I did get her back to doing some volunteer work a few hours a week and that does help on those days but she needs to get out more than that. I totally agree that she needs to find herself because life has changed as the family unit moved out. I try to treat her special all the time, by taking her out to dinner and take her on trips. Last night I suggested we go to Europe for a few weeks. Her comeback was you don’t like Europe and I said you do so that’s why we ought to go.


----------



## cdbaker (Nov 5, 2010)

Yeah I think she is depressed. I assume that the EA didn't happen with an employee/co-worker at your business, right? If so, then yeah it would be very understandable that she would be uneasy about the women at work.

Best of luck...


----------



## Smartman (Dec 19, 2012)

No the EA did not happen with anyone at work. If it did she would be right in feeling the way she does.
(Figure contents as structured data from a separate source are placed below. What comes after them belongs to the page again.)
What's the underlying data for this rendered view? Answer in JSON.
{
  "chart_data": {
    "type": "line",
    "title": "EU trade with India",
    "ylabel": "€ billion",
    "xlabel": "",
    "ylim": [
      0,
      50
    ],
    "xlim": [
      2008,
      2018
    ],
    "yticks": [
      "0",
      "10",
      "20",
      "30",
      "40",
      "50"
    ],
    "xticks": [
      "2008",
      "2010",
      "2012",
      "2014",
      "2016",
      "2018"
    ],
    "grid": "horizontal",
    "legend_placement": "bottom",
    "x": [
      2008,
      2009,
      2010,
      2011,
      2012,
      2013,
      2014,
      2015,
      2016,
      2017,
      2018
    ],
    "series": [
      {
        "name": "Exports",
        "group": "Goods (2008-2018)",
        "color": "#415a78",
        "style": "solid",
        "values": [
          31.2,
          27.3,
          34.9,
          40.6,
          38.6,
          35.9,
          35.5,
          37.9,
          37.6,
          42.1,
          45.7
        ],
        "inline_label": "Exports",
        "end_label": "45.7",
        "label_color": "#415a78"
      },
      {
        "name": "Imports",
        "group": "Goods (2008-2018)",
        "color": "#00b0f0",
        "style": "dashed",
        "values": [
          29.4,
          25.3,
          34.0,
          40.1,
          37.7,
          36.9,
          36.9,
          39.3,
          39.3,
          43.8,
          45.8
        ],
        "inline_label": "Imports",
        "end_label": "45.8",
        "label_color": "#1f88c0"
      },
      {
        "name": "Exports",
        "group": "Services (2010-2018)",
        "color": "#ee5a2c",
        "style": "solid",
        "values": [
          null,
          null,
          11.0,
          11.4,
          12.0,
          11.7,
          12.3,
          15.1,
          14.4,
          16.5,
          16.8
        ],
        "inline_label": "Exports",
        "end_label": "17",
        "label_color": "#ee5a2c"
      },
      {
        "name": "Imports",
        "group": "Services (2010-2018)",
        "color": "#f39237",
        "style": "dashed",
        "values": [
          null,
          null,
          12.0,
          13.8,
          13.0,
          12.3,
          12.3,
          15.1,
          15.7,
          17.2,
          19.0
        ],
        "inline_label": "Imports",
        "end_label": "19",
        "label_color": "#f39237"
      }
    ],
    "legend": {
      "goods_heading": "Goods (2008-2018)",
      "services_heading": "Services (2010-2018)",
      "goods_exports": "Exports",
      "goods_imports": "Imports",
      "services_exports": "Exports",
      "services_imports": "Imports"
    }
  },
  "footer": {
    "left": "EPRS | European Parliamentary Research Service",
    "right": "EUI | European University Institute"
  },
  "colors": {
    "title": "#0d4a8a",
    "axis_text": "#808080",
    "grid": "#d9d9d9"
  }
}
How do I convince her that she needs help with depression?????


----------



## Tron (Jan 31, 2013)

It sounds like you want the M to work, but are stuck in a rut with your W. You are going to have to change the current dynamic.

I agree with cdbaker and SW that depression is an issue. Is there anything she can or is willing to do about that?

Was she always this controlling or did it go into high gear after the EA?

How did you treat her after the EA? Were you honest and forthcoming about all of her questions? 

Did you work hard to make her feel secure? Or did you minimize and rugsweep?


----------



## lfortender (Sep 18, 2012)

Very sad for you, i dont have kids and have 27 years old with 6 married. Hard to tell you but have you tried to talk to her more harder?


----------